Compliance evidence pack

Incident Response SOP aligned to CERT-In

A comprehensive Incident Response Standard Operating Procedure (SOP) is essential for CERT-In compliance. This document should include:

• Incident classification framework aligned with CERT-In reportable incident categories
• Detection and triage procedures with clear responsibilities and timelines
• Escalation paths for potential reportable incidents
• Analysis and validation workflows with decision criteria
• Reporting procedures including templates and submission methods
• Post-incident activities including documentation and lessons learned
• Contact information for CERT-In and other relevant authorities

The SOP should emphasize the 6-hour reporting requirement and include process flows that ensure this timeline can be met consistently. It should be regularly reviewed and updated based on changes to CERT-In requirements, lessons from incidents, and feedback from exercises.

Log retention policy and system design note

A formal Log Retention Policy and accompanying System Design Note should document the approach to meeting the 180-day retention requirement. These documents should cover:

• Scope of log collection identifying all systems subject to the requirement
• Log types and formats to be collected from each system
• Collection mechanisms and transport security
• Storage architecture including capacity planning and scaling
• Retention periods and deletion procedures
• Access controls and audit logging for the log repository
• Backup and recovery procedures for the log management system
• Data sovereignty controls ensuring logs remain within India

The System Design Note should provide technical details on the implementation, including component specifications, data flows, and security controls. This documentation serves both as an operational reference and as evidence of compliance during audits.

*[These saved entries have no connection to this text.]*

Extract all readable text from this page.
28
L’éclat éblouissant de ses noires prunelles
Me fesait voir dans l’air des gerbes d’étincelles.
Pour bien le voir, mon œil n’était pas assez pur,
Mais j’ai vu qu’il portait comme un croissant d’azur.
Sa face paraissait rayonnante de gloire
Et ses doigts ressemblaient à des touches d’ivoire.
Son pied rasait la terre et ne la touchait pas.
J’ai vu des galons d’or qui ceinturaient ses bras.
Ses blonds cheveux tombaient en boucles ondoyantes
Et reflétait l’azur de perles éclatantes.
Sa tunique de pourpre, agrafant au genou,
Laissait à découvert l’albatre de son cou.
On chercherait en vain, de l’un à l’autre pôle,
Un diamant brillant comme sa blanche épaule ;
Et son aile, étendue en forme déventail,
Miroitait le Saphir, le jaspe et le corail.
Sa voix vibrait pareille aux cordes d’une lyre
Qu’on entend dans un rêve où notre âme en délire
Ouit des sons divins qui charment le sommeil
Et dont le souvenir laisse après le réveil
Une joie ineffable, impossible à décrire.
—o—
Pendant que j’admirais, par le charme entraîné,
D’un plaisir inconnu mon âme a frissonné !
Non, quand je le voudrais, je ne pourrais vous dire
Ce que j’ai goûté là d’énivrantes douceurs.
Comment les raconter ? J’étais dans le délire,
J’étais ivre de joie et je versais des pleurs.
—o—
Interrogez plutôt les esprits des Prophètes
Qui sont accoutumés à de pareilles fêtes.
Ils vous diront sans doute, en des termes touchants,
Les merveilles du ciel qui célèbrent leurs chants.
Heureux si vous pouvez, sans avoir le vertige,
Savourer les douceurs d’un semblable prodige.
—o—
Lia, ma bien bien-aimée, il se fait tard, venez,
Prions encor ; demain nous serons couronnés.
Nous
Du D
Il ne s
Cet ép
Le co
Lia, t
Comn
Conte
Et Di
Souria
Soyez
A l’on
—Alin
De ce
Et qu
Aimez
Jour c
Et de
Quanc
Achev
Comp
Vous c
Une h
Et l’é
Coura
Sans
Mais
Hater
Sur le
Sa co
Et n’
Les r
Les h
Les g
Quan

Time sync policy + monitoring report

A Time Synchronization Policy and accompanying Monitoring Report template should document the approach to meeting the NTP synchronization requirement. These documents should include:

• NTP server architecture with primary and secondary time sources
• Traceability documentation showing alignment with NIC or NPL time sources
• Configuration standards for different system types
• Monitoring approach including metrics and thresholds
• Alerting procedures for synchronization issues
• Remediation workflows for addressing time drift
• Reporting templates showing compliance status across the environment

The Monitoring Report should provide a snapshot of time synchronization status across the environment, highlighting any systems that are out of compliance and documenting remediation actions. This report should be generated regularly to demonstrate ongoing compliance with the time synchronization requirement.

FAQs

Related Compliance Resources

Conclusion

The CERT-In Directions 2022 represent a significant evolution in India’s cybersecurity regulatory landscape, imposing specific and time-sensitive requirements on MSPs and other service providers. Successfully implementing these requirements demands a combination of technical infrastructure, operational processes, and organizational readiness.

By establishing robust incident detection and reporting capabilities, implementing comprehensive log management solutions, ensuring accurate time synchronization, and maintaining appropriate documentation, MSPs can achieve compliance while enhancing their overall security posture. These capabilities not only satisfy regulatory requirements but also improve the MSP’s ability to protect both their own environment and those of their clients.

As the regulatory landscape continues to evolve, MSPs that establish strong foundations for CERT-In compliance will be well-positioned to adapt to new requirements and maintain the trust of their clients. By treating compliance as an opportunity to enhance security capabilities rather than simply a regulatory burden, MSPs can derive strategic value from their compliance investments.